Investors / Activist

Bill Ackman

Bill Ackman

アメリカ合衆国 1966-05-11

21st-century American activist investor

Founded Pershing Square and gained fame for pushing corporate turnarounds

Companies with clear management-change catalysts deserve a closer look

Born in 1966 in New York, Bill Ackman founded Pershing Square Capital Management and became one of the most prominent activist investors of his generation. From the boardroom battle at Canadian Pacific Railway to the billion-dollar short of Herbalife, his bold, high-conviction bets consistently attract both admiration and controversy.

What You Can Learn

Ackman's career offers lessons on both sides of the ledger. First, the concept of 'active value realization': individual investors cannot run activist campaigns, but they can look for companies where a clear catalyst — a management change, a planned restructuring — is not yet priced in. Stocks with identifiable catalysts simplify the investment thesis and reduce the need for guesswork. Second, 'resilience after failure': Ackman suffered enormous losses on Herbalife and Valeant yet came back with the COVID-hedge trade. For individual investors, the imperative is not to abandon investing after a setback but to analyze the cause and apply the lesson next time. Third, an appreciation for the risk and reward of concentrated portfolios: Ackman's biggest gains and biggest losses alike stem from a small number of high-conviction positions. Understanding the trade-off between concentration and diversification — and sizing positions accordingly — is directly relevant to anyone building a portfolio of individual stocks.

Words That Resonate

Activism is a way to improve the quality of companies for the benefit of all shareholders.

Unverified

I think the key to investing is having a strong stomach and being patient.

Unverified

We invest in a small number of large-cap companies where we have a high degree of conviction.

Unverified

Life & Legacy

Bill Ackman is one of the most visible practitioners of activist investing — a style in which large equity stakes are used to press publicly for operational improvements, strategic shifts, or leadership changes at target companies. His approach has generated both spectacular wins and dramatic losses, keeping him perpetually at the center of Wall Street debate.

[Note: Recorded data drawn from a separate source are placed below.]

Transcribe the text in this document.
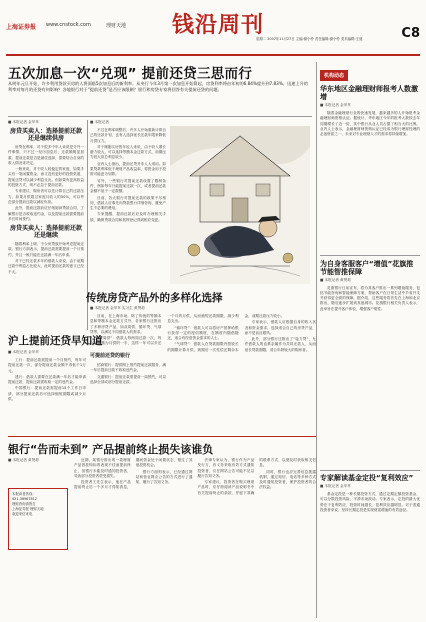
上海证券报 www.cnstock.com	理财天地 钱沿周刊
星期二 2007年11月27日 主编:谢小伶 责任编辑:谢小伶 美术编辑:王迪	C8
五次加息一次“兑现” 提前还贷三思而行
从明年元旦开始，许多利用贷款买房的人将面临5次加息后的新利率。从央行今年3月第一次加息开始算起，房贷利率将由年初的6.84%提升到7.83%。迅速上升的利率对每月的还贷有何影响？各地银行对于“提前还贷”是否应该限制？银行和房贷专家将回答有关提前还贷的问题。
■ 本报记者 金苹苹
房贷买卖人：选择提前还款还是继续供房

房贷在利率，对于很多中年人来说是分外一件事情，只不过一经历加息后，还款额明显加重。提前还款是否是最佳选择，需要结合自身的收入情况来决定。

一般来说，对于收入较稳定的家庭，如果手头有一笔闲置资金，而又没有更好的投资渠道，提前还贷可以减少利息支出。但如果有更高收益的投资方式，则不必急于提前还款。

专家建议，购房者可以先计算自己的还款压力，如果月供超过家庭月收入的50%，可以考虑部分提前还款以减轻负担。

此外，提前还款前应仔细阅读贷款合同，了解银行是否收取违约金，以及提前还款需要提前多长时间预约。

房贷买卖人：选择提前还款还是继续

随着利率上调，不少房贷族开始考虑提前还款。银行方面表示，提前还款需要提前一个月预约，并且一般只能在还款满一年后申请。

对于已经还款多年的借款人来说，由于前期还款中利息占比较大，此时提前还款的意义已经不大。

■ 本报记者

不过在利率调整后，许多人开始重新计算自己的还款计划，也有人选择延长还款年限来降低月供压力。

对于刚刚买房的年轻人来说，由于收入增长潜力较大，可以选择等额本金还款方式，前期压力较大但总利息较少。

业内人士指出，提前还贷并非人人适用。如果贷款利率低于理财产品收益率，将资金用于投资可能更为划算。

另外，一些银行对提前还款设置了限制条件，例如每年只能提前还款一次，或者提前还款金额不低于一定数额。

目前，各大银行对提前还款的政策不尽相同，借款人应事先向贷款银行详细咨询，避免产生不必要的费用。

专家提醒，提前还款后应及时办理相关手续，确保贷款合同和抵押登记得到相应变更。

传统房贷产品外的多样化选择
■ 本报记者 金苹苹 实习生 黄贤莉

目前，在上海市场，除了传统的等额本息和等额本金还款方式外，各家银行还推出了多种房贷产品，如双周供、循环贷、气球贷等，以满足不同借款人的需求。

“双周供”：借款人每两周还款一次，每次还款额为月供的一半，这样一年可以多还一个月的月供，从而缩短还款期限，减少利息支出。

“循环贷”：借款人可以将房产抵押给银行获得一定的授信额度，在额度内随借随还，适合有经营资金需求的人士。

“气球贷”：借款人在贷款期限内按较长的期限计算月供，到期后一次性偿还剩余本金，前期还款压力较小。

专家表示，借款人应根据自身的收入状况和资金需求，选择适合自己的房贷产品，而不是盲目跟风。

此外，部分银行还推出了“接力贷”，允许借款人的直系亲属作为共同还款人，从而延长贷款期限，适合年龄较大的购房者。

沪上提前还贷早知道
■ 本报记者 金苹苹

工行：提前还款需提前一个月预约，每年可提前还款一次，部分提前还款金额不得低于1万元。

建行：借款人需要在还款满一年后才能申请提前还款，提前还款需收取一定的违约金。

中国银行：提前还款需提前15个工作日申请，部分提前还款后可选择缩短期限或减少月供。

可提前还贷的银行

招商银行：提供网上预约提前还款服务，满一年后提前还款不收取违约金。

交通银行：提前还款需提前一周预约，可以选择全部或部分提前还款。

银行“告而未到” 产品提前终止损失该谁负
■ 本报记者 黄贤莉
本报读者热线：
021-38967812
理财咨询请拨打
上海证券报 理财天地
欢迎来信来电

近期，某银行推出的一款理财产品因挂钩标的表现不佳而提前终止，但银行未能及时通知投资者，导致部分投资者蒙受损失。

投资者王先生表示，他在产品提前终止后一个多月才得知消息，期间资金处于闲置状态，错过了其他投资机会。

银行方面则表示，已经通过网站和营业网点公告的方式进行了通知，履行了告知义务。

法律专家认为，银行作为产品发行方，有义务采取有效方式通知投资者，仅在网站公告可能不足以履行告知义务。

专家建议，投资者在购买理财产品时，应仔细阅读产品说明书中有关提前终止的条款，并留下准确的联系方式，以便及时获取相关信息。

同时，银行也应完善信息披露机制，通过短信、电话等多种方式及时通知投资者，保护投资者的合法权益。

机构动态
华东地区金融理财师报考人数激增
■ 本报记者 金苹苹

随着金融理财行业的快速发展，越来越多的人开始报考金融理财师资格认证。据统计，华东地区今年的报考人数较去年同期增长了近一倍，其中银行从业人员占据了相当大的比例。业内人士表示，金融理财师资格认证已经成为银行理财经理的必备资质之一，未来对专业理财人才的需求将持续增加。

为自身客服客户“增值”花旗推节能智推保障
■ 本报记者 黄贤莉

花旗银行日前宣布，将为其客户推出一系列增值服务，包括节能咨询和智能保障方案，帮助客户在日常生活中节省开支并获得更全面的保障。据介绍，这些服务将首先在上海和北京推出，随后逐步扩展到其他城市。花旗银行相关负责人表示，此举旨在提升客户体验，增强客户黏性。

专家解读基金定投“复利效应”
■ 本报记者 金苹苹

基金定投是一种长期投资方式，通过定期定额投资基金，可以分散投资风险，平滑市场波动。专家表示，定投的最大优势在于复利效应，投资时间越长，复利效应越明显。对于普通投资者来说，坚持长期定投是实现财富增值的有效途径。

Born in 1966 in New York City, Ackman is the son of a real-estate-finance executive. He earned a bachelor's degree from Harvard and an MBA from Harvard Business School. In 1992 he co-founded Gotham Partners with a classmate, focusing on real-estate-related investments. The venture ended badly: a failed investment in First Union Real Estate Investments effectively shut the fund down in 2002.

Ackman rebounded in 2004 by launching Pershing Square Capital Management. An early win came with Wendy's: he pushed for the spinoff of Tim Hortons, which was executed and generated strong returns. That success cemented his reputation as an activist investor.

The core of Ackman's method is identifying a gap between a company's intrinsic value and its market price and then closing that gap through direct action — not by waiting passively, but by nominating directors, demanding management changes, or proposing asset sales. His investment in Canadian Pacific Railway is widely cited as a textbook activist success: he engineered a leadership overhaul, brought in Hunter Harrison as CEO, and presided over a dramatic improvement in the railroad's operational efficiency.

Ackman's career also includes high-profile failures. His roughly one-billion-dollar short of Herbalife, launched in 2012 on the thesis that the company operated a pyramid scheme, became a public spectacle when Carl Icahn took the opposite side. After about five years Ackman closed the position at a loss. His investment in Valeant Pharmaceuticals from 2015 to 2017 fared even worse: as public criticism of the company's drug-pricing strategy mounted, the stock collapsed, reportedly costing Pershing Square some four billion dollars.

What distinguishes Ackman, however, is his resilience. In March 2020, just before the COVID-induced market crash, he built a large hedging position through credit default swaps, reportedly turning roughly 27 million dollars into about 2.6 billion. The trade combined macro-risk insight with the willingness to bet big when conviction is high — signature Ackman traits.

As of 2024, Pershing Square manages roughly ten billion dollars in assets and remains one of the most influential activist funds. Ackman has signed the Giving Pledge, committing to donate more than half his wealth. He has been a vocal participant in political and social debates, including on campus antisemitism. The audacity that defines his investing extends to his public persona as well.

Expert Perspective

Among investor archetypes, Ackman represents the modern activist camp alongside Carl Icahn and Nelson Peltz. What sets him apart is his use of value-investing analytical frameworks to select targets and his habit of personally designing and executing turnaround scenarios. He sits at the opposite pole from passive long-term holders like Buffett: rather than letting compounding do the work, he intervenes directly in corporate governance to unlock value. His career profile is characterized by high amplitude — dramatic wins and dramatic losses — rather than consistency, making him an investor defined more by individual-deal explosiveness than by steady compounding.